Using modern technology like drones and 3D scanners, researchers were able to detect footprints left by the crocodile-like rhinesuchid temnospondyl roughly 255 million years ago.
Finding dinosaur footprints is exciting enough. But at the Dave Green palaeosurface in the KwaZulu-Natal Province of South Africa, researchers were able to detect footprints left by a creature who lived millions of years before dinosaurs appeared on the Earth.
According to a study published in PLOS ONE by David P. Groenewald of the University of the Witwatersrand in South Africa and colleagues, researchers were able to use drones and 3D scanners to examine the site like never before. They detected prehistoric tracks left by the crocodile-like rhinesuchid temnospondyl, as well as smaller creatures, some 255 million years ago.
“The findings of the study are significant because they help to fill in gaps in our knowledge of these ancient animals,” the study’s authors explained, according to Eureka Alert. “The remarkable tracks and traces preserved on the Dave Green palaeosurface are a window onto the shoreline of the Karoo Sea roughly 255 million years ago, and provide direct evidence of how these animals moved and interacted with their environment.”
According to Eureka Alert, the impressions left by this prehistoric amphibian were found at the site of a former tidal flat or lagoon in the prehistoric Karoo Sea. Researchers were able to identify seven “body impressions” where rhinesuchid temnospondyl rested, as well as several “tail marks” from where the creature moved, crocodile-like, through the water.
Discover Magazine reports that the prehistoric creatures would have skimmed along the bottom of the body of water, occasionally making sharp turns. Like a crocodile, it writhed its way across the sandy floor, leaving a distinct impression. When idle, however, the creature would have laid in wait, using the eyes on the top of its skull to monitor what was happening around it.
The find is especially significant because rhinesuchid temnospondyl footprints can be elusive. Smithsonian Magazine explains that while fossils have given paleontologists a good idea of what this prehistoric creature looked like, discoveries like footprints tell a richer story about its behavior.
For example, paleontologists have long speculated about how rhinesuchid temnospondyl moved. Did they rely on their tail? Their limbs? Or some combination? According to Smithsonian Magazine, the footprints discovered in South Africa suggest that the prehistoric creature used its tail to propel itself.
“The trackways are unique, and as far as I know, the only Permian body impressions of a rhinesuchid amphibian of this size,” Groenewald told London’s Natural History Museum. “While it has been suspected that these animals swam similarly to modern salamanders and crocodiles, it was neat to find direct evidence in the fossil record.”

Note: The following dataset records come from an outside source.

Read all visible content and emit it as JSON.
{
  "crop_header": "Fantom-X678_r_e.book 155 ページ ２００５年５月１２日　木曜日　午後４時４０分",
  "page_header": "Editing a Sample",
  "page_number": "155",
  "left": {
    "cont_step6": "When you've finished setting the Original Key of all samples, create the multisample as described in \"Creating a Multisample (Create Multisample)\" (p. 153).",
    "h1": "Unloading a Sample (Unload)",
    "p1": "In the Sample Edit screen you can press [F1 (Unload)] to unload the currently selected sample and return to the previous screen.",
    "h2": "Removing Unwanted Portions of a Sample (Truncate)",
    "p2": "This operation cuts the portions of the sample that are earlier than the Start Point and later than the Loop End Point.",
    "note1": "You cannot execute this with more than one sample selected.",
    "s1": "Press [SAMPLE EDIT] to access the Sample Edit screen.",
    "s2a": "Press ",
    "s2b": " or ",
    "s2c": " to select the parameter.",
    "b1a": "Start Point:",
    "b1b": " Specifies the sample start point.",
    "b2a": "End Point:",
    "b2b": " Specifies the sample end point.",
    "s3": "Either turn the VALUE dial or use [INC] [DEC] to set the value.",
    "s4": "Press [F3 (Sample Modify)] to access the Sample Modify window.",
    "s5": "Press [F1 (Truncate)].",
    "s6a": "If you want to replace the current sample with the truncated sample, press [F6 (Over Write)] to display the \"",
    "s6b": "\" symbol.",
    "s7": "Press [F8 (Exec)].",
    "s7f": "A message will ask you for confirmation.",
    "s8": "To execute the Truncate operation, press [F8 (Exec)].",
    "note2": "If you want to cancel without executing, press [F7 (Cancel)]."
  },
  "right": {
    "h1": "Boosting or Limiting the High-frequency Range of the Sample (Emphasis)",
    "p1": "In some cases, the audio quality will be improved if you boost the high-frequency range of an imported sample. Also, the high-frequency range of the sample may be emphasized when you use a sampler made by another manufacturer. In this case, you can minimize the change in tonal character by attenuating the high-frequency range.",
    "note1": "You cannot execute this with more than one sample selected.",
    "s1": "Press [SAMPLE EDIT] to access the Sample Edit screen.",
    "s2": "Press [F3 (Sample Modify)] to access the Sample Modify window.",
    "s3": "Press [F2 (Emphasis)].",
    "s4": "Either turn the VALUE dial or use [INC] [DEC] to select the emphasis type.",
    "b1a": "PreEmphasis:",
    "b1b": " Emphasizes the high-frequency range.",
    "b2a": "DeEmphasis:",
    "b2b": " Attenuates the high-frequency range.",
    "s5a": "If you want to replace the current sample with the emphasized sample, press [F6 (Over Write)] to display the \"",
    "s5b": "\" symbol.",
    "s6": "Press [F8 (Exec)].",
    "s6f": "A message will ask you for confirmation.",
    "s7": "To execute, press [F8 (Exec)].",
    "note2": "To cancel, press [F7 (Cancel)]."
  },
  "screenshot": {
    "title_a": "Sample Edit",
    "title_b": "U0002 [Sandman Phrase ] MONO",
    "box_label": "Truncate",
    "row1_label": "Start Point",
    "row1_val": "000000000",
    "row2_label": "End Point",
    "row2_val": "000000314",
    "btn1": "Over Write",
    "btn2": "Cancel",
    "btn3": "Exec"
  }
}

According to Discover Magazine, the rhinesuchid temnospondyl lived shortly before the Permian Mass Extinction Event destroyed 90 percent of life on Earth approximately 252 million years ago. Millions of years after that, sometime between 230 and 245 million years ago, the age of the dinosaur began when the famous creatures appeared en masse across the planet.
Though much is known about dinosaurs, Groenewald and his colleagues emphasized how their discovery helped illuminate the lives of even more prehistoric creatures. And the Dave Green paleosurface, named for the landowner who first discovered it, seems to be a promising site for future discoveries.
“I feel like each time I go, I find something new or something that I hadn’t seen before,” Groenewald told Smithsonian Magazine.